Equivariant 3D-conditional diffusion model for molecular linker design

Fragment-based drug discovery has been an effective paradigm in early-stage drug development. An open challenge in this area is designing linkers between disconnected molecular fragments of interest to obtain chemically relevant candidate drug molecules. In this work, we propose DiffLinker, an E(3)-equivariant three-dimensional conditional diffusion model for molecular linker design.
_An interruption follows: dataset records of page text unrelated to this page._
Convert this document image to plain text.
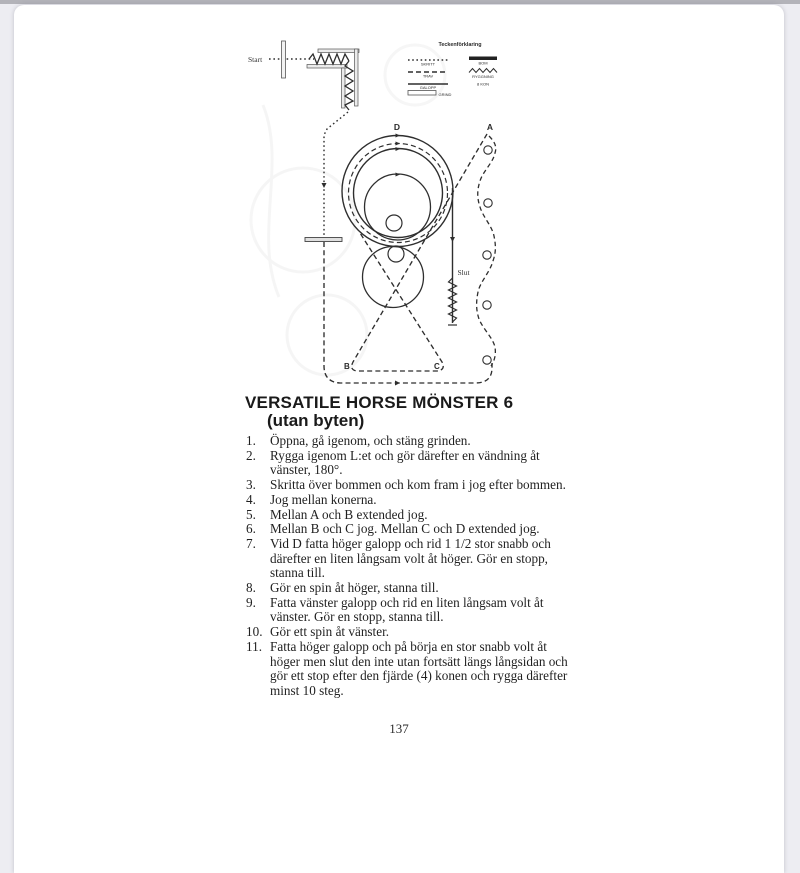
Start
Slut
D	A
B	C
Teckenförklaring
SKRITT
TRAV
GALOPP
GRIND
BOM
RYGGNING
8 KON
VERSATILE HORSE MÖNSTER 6
(utan byten)
1.	Öppna, gå igenom, och stäng grinden.
2.	Rygga igenom L:et och gör därefter en vändning åt vänster, 180°.
3.	Skritta över bommen och kom fram i jog efter bommen.
4.	Jog mellan konerna.
5.	Mellan A och B extended jog.
6.	Mellan B och C jog. Mellan C och D extended jog.
7.	Vid D fatta höger galopp och rid 1 1/2 stor snabb och därefter en liten långsam volt åt höger. Gör en stopp, stanna till.
8.	Gör en spin åt höger, stanna till.
9.	Fatta vänster galopp och rid en liten långsam volt åt vänster. Gör en stopp, stanna till.
10. Gör ett spin åt vänster.
11. Fatta höger galopp och på börja en stor snabb volt åt höger men slut den inte utan fortsätt längs långsidan och gör ett stop efter den fjärde (4) konen och rygga därefter minst 10 steg.
137
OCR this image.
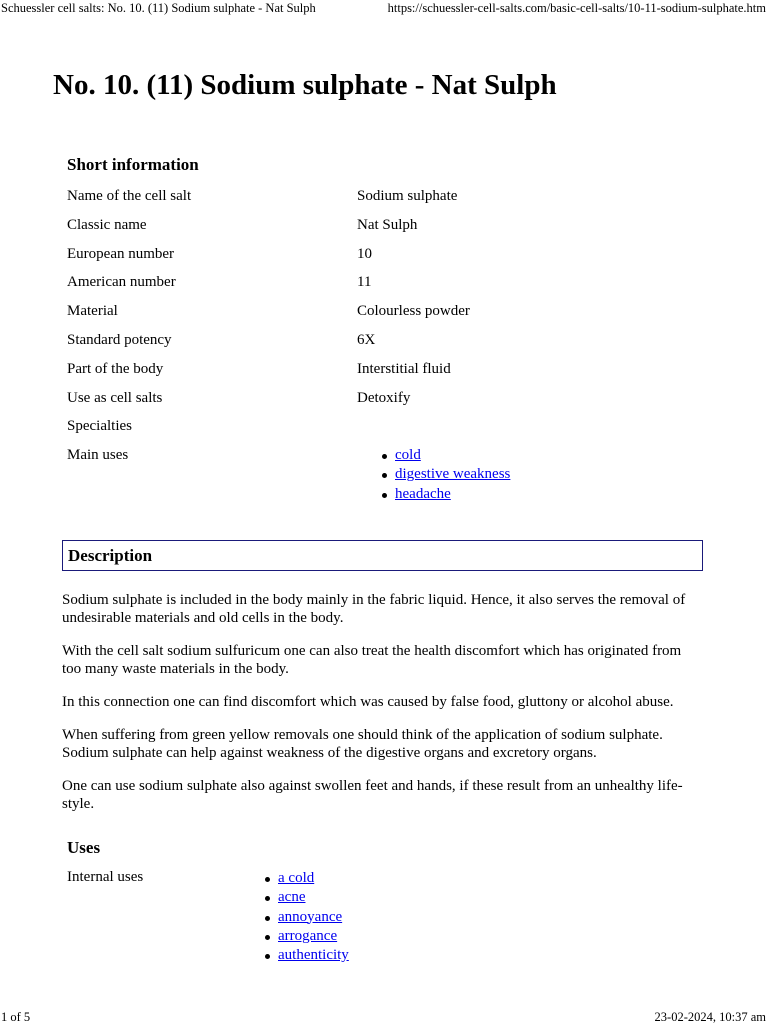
Schuessler cell salts: No. 10. (11) Sodium sulphate - Nat Sulph	https://schuessler-cell-salts.com/basic-cell-salts/10-11-sodium-sulphate.htm
No. 10. (11) Sodium sulphate - Nat Sulph
Short information
Name of the cell salt	Sodium sulphate
Classic name	Nat Sulph
European number	10
American number	11
Material	Colourless powder
Standard potency	6X
Part of the body	Interstitial fluid
Use as cell salts	Detoxify
Specialties
Main uses	cold
digestive weakness
headache
Description

Sodium sulphate is included in the body mainly in the fabric liquid. Hence, it also serves the removal of undesirable materials and old cells in the body.

With the cell salt sodium sulfuricum one can also treat the health discomfort which has originated from too many waste materials in the body.

In this connection one can find discomfort which was caused by false food, gluttony or alcohol abuse.

When suffering from green yellow removals one should think of the application of sodium sulphate. Sodium sulphate can help against weakness of the digestive organs and excretory organs.

One can use sodium sulphate also against swollen feet and hands, if these result from an unhealthy life-style.

Uses
Internal uses	a cold
acne
annoyance
arrogance
authenticity
1 of 5	23-02-2024, 10:37 am
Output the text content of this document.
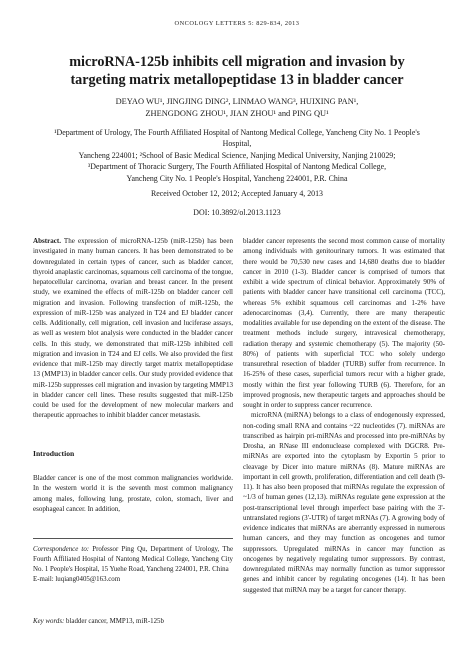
ONCOLOGY LETTERS 5: 829-834, 2013
microRNA-125b inhibits cell migration and invasion by
targeting matrix metallopeptidase 13 in bladder cancer
DEYAO WU¹, JINGJING DING², LINMAO WANG³, HUIXING PAN¹,
ZHENGDONG ZHOU¹, JIAN ZHOU¹ and PING QU¹
¹Department of Urology, The Fourth Affiliated Hospital of Nantong Medical College, Yancheng City No. 1 People's Hospital,
Yancheng 224001; ²School of Basic Medical Science, Nanjing Medical University, Nanjing 210029;
³Department of Thoracic Surgery, The Fourth Affiliated Hospital of Nantong Medical College,
Yancheng City No. 1 People's Hospital, Yancheng 224001, P.R. China
Received October 12, 2012; Accepted January 4, 2013
DOI: 10.3892/ol.2013.1123

Abstract. The expression of microRNA-125b (miR-125b) has been investigated in many human cancers. It has been demonstrated to be downregulated in certain types of cancer, such as bladder cancer, thyroid anaplastic carcinomas, squamous cell carcinoma of the tongue, hepatocellular carcinoma, ovarian and breast cancer. In the present study, we examined the effects of miR-125b on bladder cancer cell migration and invasion. Following transfection of miR-125b, the expression of miR-125b was analyzed in T24 and EJ bladder cancer cells. Additionally, cell migration, cell invasion and luciferase assays, as well as western blot analysis were conducted in the bladder cancer cells. In this study, we demonstrated that miR-125b inhibited cell migration and invasion in T24 and EJ cells. We also provided the first evidence that miR-125b may directly target matrix metallopeptidase 13 (MMP13) in bladder cancer cells. Our study provided evidence that miR-125b suppresses cell migration and invasion by targeting MMP13 in bladder cancer cell lines. These results suggested that miR-125b could be used for the development of new molecular markers and therapeutic approaches to inhibit bladder cancer metastasis.

Introduction

Bladder cancer is one of the most common malignancies worldwide. In the western world it is the seventh most common malignancy among males, following lung, prostate, colon, stomach, liver and esophageal cancer. In addition,

Correspondence to: Professor Ping Qu, Department of Urology, The Fourth Affiliated Hospital of Nantong Medical College, Yancheng City No. 1 People's Hospital, 15 Yuehe Road, Yancheng 224001, P.R. China
E-mail: luqiang0405@163.com
Key words: bladder cancer, MMP13, miR-125b

bladder cancer represents the second most common cause of mortality among individuals with genitourinary tumors. It was estimated that there would be 70,530 new cases and 14,680 deaths due to bladder cancer in 2010 (1-3). Bladder cancer is comprised of tumors that exhibit a wide spectrum of clinical behavior. Approximately 90% of patients with bladder cancer have transitional cell carcinoma (TCC), whereas 5% exhibit squamous cell carcinomas and 1-2% have adenocarcinomas (3,4). Currently, there are many therapeutic modalities available for use depending on the extent of the disease. The treatment methods include surgery, intravesical chemotherapy, radiation therapy and systemic chemotherapy (5). The majority (50-80%) of patients with superficial TCC who solely undergo transurethral resection of bladder (TURB) suffer from recurrence. In 16-25% of these cases, superficial tumors recur with a higher grade, mostly within the first year following TURB (6). Therefore, for an improved prognosis, new therapeutic targets and approaches should be sought in order to suppress cancer recurrence.

microRNA (miRNA) belongs to a class of endogenously expressed, non-coding small RNA and contains ~22 nucleotides (7). miRNAs are transcribed as hairpin pri-miRNAs and processed into pre-miRNAs by Drosha, an RNase III endonuclease complexed with DGCR8. Pre-miRNAs are exported into the cytoplasm by Exportin 5 prior to cleavage by Dicer into mature miRNAs (8). Mature miRNAs are important in cell growth, proliferation, differentiation and cell death (9-11). It has also been proposed that miRNAs regulate the expression of ~1/3 of human genes (12,13). miRNAs regulate gene expression at the post-transcriptional level through imperfect base pairing with the 3'-untranslated regions (3'-UTR) of target mRNAs (7). A growing body of evidence indicates that miRNAs are aberrantly expressed in numerous human cancers, and they may function as oncogenes and tumor suppressors. Upregulated miRNAs in cancer may function as oncogenes by negatively regulating tumor suppressors. By contrast, downregulated miRNAs may normally function as tumor suppressor genes and inhibit cancer by regulating oncogenes (14). It has been suggested that miRNA may be a target for cancer therapy.
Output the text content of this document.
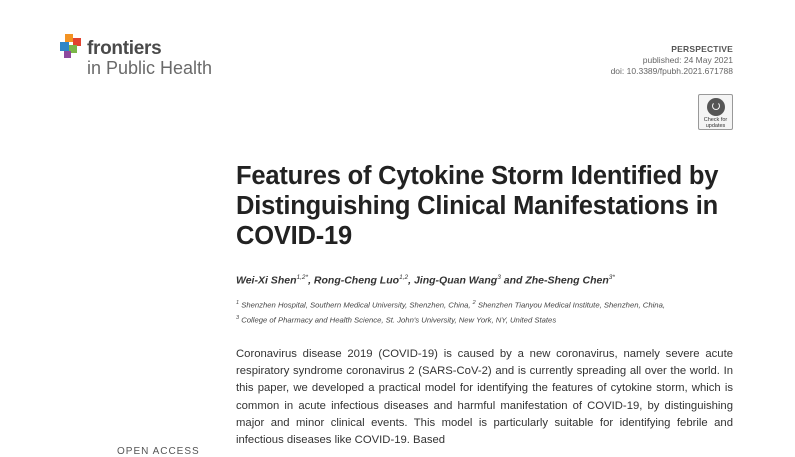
frontiers
in Public Health
PERSPECTIVE
published: 24 May 2021
doi: 10.3389/fpubh.2021.671788
Check for
updates
Features of Cytokine Storm Identified by Distinguishing Clinical Manifestations in COVID-19
Wei-Xi Shen$^{1,2*}$, Rong-Cheng Luo$^{1,2}$, Jing-Quan Wang$^3$ and Zhe-Sheng Chen$^{3*}$
$^1$ Shenzhen Hospital, Southern Medical University, Shenzhen, China, $^2$ Shenzhen Tianyou Medical Institute, Shenzhen, China,
$^3$ College of Pharmacy and Health Science, St. John's University, New York, NY, United States

Coronavirus disease 2019 (COVID-19) is caused by a new coronavirus, namely severe acute respiratory syndrome coronavirus 2 (SARS-CoV-2) and is currently spreading all over the world. In this paper, we developed a practical model for identifying the features of cytokine storm, which is common in acute infectious diseases and harmful manifestation of COVID-19, by distinguishing major and minor clinical events. This model is particularly suitable for identifying febrile and infectious diseases like COVID-19. Based

OPEN ACCESS
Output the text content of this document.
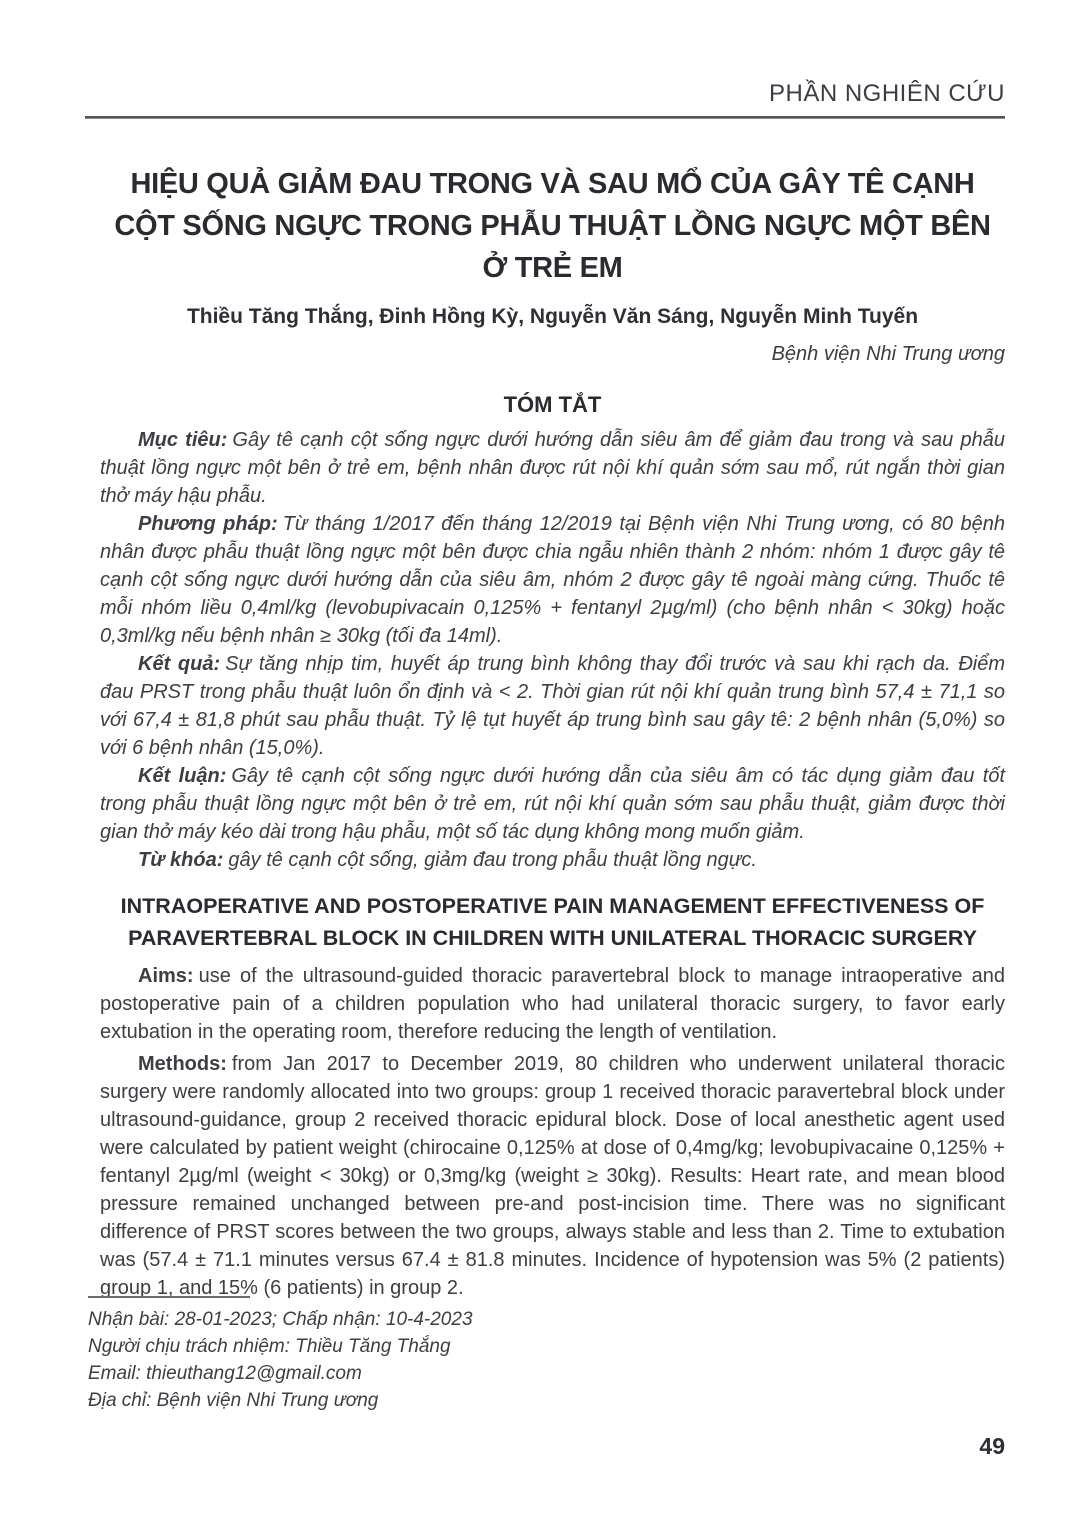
PHẦN NGHIÊN CỨU
HIỆU QUẢ GIẢM ĐAU TRONG VÀ SAU MỔ CỦA GÂY TÊ CẠNH
CỘT SỐNG NGỰC TRONG PHẪU THUẬT LỒNG NGỰC MỘT BÊN Ở TRẺ EM
Thiều Tăng Thắng, Đinh Hồng Kỳ, Nguyễn Văn Sáng, Nguyễn Minh Tuyến
Bệnh viện Nhi Trung ương
TÓM TẮT

Mục tiêu: Gây tê cạnh cột sống ngực dưới hướng dẫn siêu âm để giảm đau trong và sau phẫu thuật lồng ngực một bên ở trẻ em, bệnh nhân được rút nội khí quản sớm sau mổ, rút ngắn thời gian thở máy hậu phẫu.

Phương pháp: Từ tháng 1/2017 đến tháng 12/2019 tại Bệnh viện Nhi Trung ương, có 80 bệnh nhân được phẫu thuật lồng ngực một bên được chia ngẫu nhiên thành 2 nhóm: nhóm 1 được gây tê cạnh cột sống ngực dưới hướng dẫn của siêu âm, nhóm 2 được gây tê ngoài màng cứng. Thuốc tê mỗi nhóm liều 0,4ml/kg (levobupivacain 0,125% + fentanyl 2µg/ml) (cho bệnh nhân < 30kg) hoặc 0,3ml/kg nếu bệnh nhân ≥ 30kg (tối đa 14ml).

Kết quả: Sự tăng nhịp tim, huyết áp trung bình không thay đổi trước và sau khi rạch da. Điểm đau PRST trong phẫu thuật luôn ổn định và < 2. Thời gian rút nội khí quản trung bình 57,4 ± 71,1 so với 67,4 ± 81,8 phút sau phẫu thuật. Tỷ lệ tụt huyết áp trung bình sau gây tê: 2 bệnh nhân (5,0%) so với 6 bệnh nhân (15,0%).

Kết luận: Gây tê cạnh cột sống ngực dưới hướng dẫn của siêu âm có tác dụng giảm đau tốt trong phẫu thuật lồng ngực một bên ở trẻ em, rút nội khí quản sớm sau phẫu thuật, giảm được thời gian thở máy kéo dài trong hậu phẫu, một số tác dụng không mong muốn giảm.

Từ khóa: gây tê cạnh cột sống, giảm đau trong phẫu thuật lồng ngực.

INTRAOPERATIVE AND POSTOPERATIVE PAIN MANAGEMENT EFFECTIVENESS OF
PARAVERTEBRAL BLOCK IN CHILDREN WITH UNILATERAL THORACIC SURGERY

Aims: use of the ultrasound-guided thoracic paravertebral block to manage intraoperative and postoperative pain of a children population who had unilateral thoracic surgery, to favor early extubation in the operating room, therefore reducing the length of ventilation.

Methods: from Jan 2017 to December 2019, 80 children who underwent unilateral thoracic surgery were randomly allocated into two groups: group 1 received thoracic paravertebral block under ultrasound-guidance, group 2 received thoracic epidural block. Dose of local anesthetic agent used were calculated by patient weight (chirocaine 0,125% at dose of 0,4mg/kg; levobupivacaine 0,125% + fentanyl 2µg/ml (weight < 30kg) or 0,3mg/kg (weight ≥ 30kg). Results: Heart rate, and mean blood pressure remained unchanged between pre-and post-incision time. There was no significant difference of PRST scores between the two groups, always stable and less than 2. Time to extubation was (57.4 ± 71.1 minutes versus 67.4 ± 81.8 minutes. Incidence of hypotension was 5% (2 patients) group 1, and 15% (6 patients) in group 2.

Nhận bài: 28-01-2023; Chấp nhận: 10-4-2023

Người chịu trách nhiệm: Thiều Tăng Thắng

Email: thieuthang12@gmail.com

Địa chỉ: Bệnh viện Nhi Trung ương

49
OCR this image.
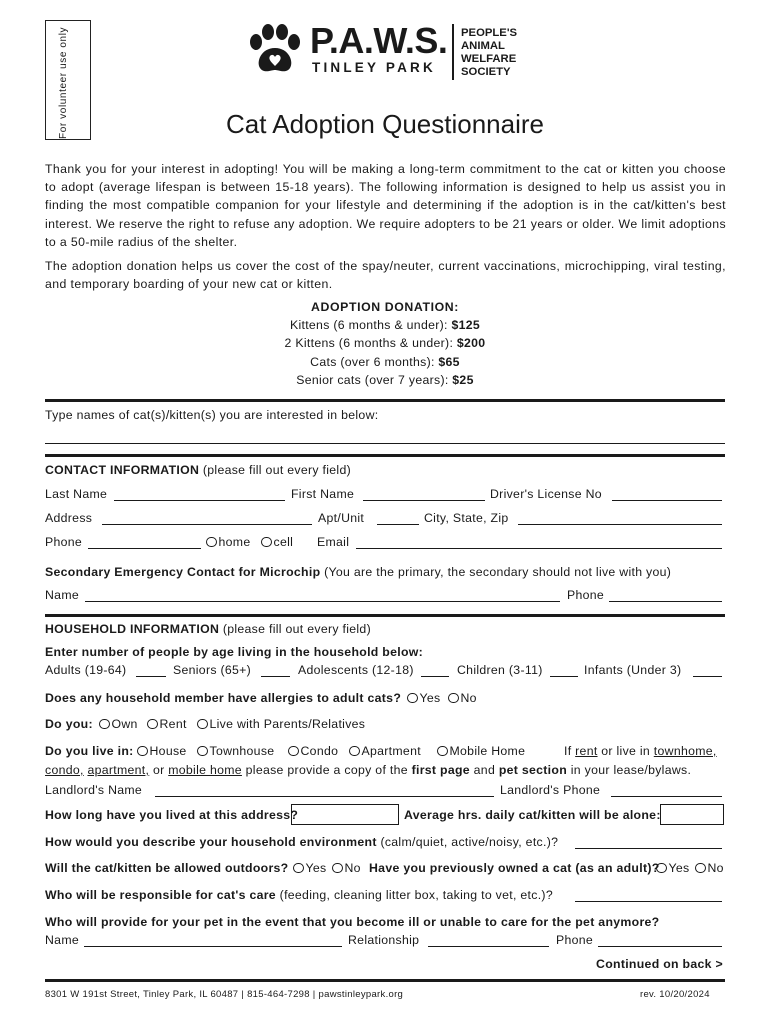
For volunteer use only	P.A.W.S.
TINLEY PARK
PEOPLE'S
ANIMAL
WELFARE
SOCIETY
Cat Adoption Questionnaire
Thank you for your interest in adopting! You will be making a long-term commitment to the cat or kitten you choose to adopt (average lifespan is between 15-18 years). The following information is designed to help us assist you in finding the most compatible companion for your lifestyle and determining if the adoption is in the cat/kitten's best interest. We reserve the right to refuse any adoption. We require adopters to be 21 years or older. We limit adoptions to a 50-mile radius of the shelter.
The adoption donation helps us cover the cost of the spay/neuter, current vaccinations, microchipping, viral testing, and temporary boarding of your new cat or kitten.
ADOPTION DONATION:
Kittens (6 months & under): $125
2 Kittens (6 months & under): $200
Cats (over 6 months): $65
Senior cats (over 7 years): $25
Type names of cat(s)/kitten(s) you are interested in below:
CONTACT INFORMATION (please fill out every field)
Last Name	First Name	Driver's License No
Address	Apt/Unit	City, State, Zip
Phone	home	cell Email
Secondary Emergency Contact for Microchip (You are the primary, the secondary should not live with you)
Name	Phone
HOUSEHOLD INFORMATION (please fill out every field)
Enter number of people by age living in the household below:
Adults (19-64)	Seniors (65+)	Adolescents (12-18)	Children (3-11)	Infants (Under 3)
Does any household member have allergies to adult cats?	Yes	No
Do you:	Own	Rent	Live with Parents/Relatives
Do you live in:	House	Townhouse	Condo	Apartment	Mobile Home	If rent or live in townhome,
condo, apartment, or mobile home please provide a copy of the first page and pet section in your lease/bylaws.
Landlord's Name	Landlord's Phone
How long have you lived at this address?	Average hrs. daily cat/kitten will be alone:
How would you describe your household environment (calm/quiet, active/noisy, etc.)?
Will the cat/kitten be allowed outdoors?	Yes	No Have you previously owned a cat (as an adult)? Yes	No
Who will be responsible for cat's care (feeding, cleaning litter box, taking to vet, etc.)?
Who will provide for your pet in the event that you become ill or unable to care for the pet anymore?
Name	Relationship	Phone
Continued on back >
8301 W 191st Street, Tinley Park, IL 60487 | 815-464-7298 | pawstinleypark.org	rev. 10/20/2024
Given a set of disconnected fragments, our model places missing atoms in between and designs a molecule incorporating all the initial fragments. Unlike previous approaches that are only able to connect pairs of molecular fragments, our method can link an arbitrary number of fragments. Additionally, the model automatically determines the number of atoms in the linker and its attachment points to the input fragments. We demonstrate that DiffLinker outperforms other methods on the standard datasets, generating more diverse and synthetically accessible molecules. We experimentally test our method in real-world applications, showing that it can successfully generate valid linkers conditioned on target protein pockets. Fragment-based molecular design uses chemical motifs and combines them into bio-active compounds. While this approach has grown in capability, molecular linker methods are restricted to linking fragments one by one, which makes the search for effective combinations harder. Igashov and colleagues use a conditional diffusion model to link multiple fragments in a one-shot generative process.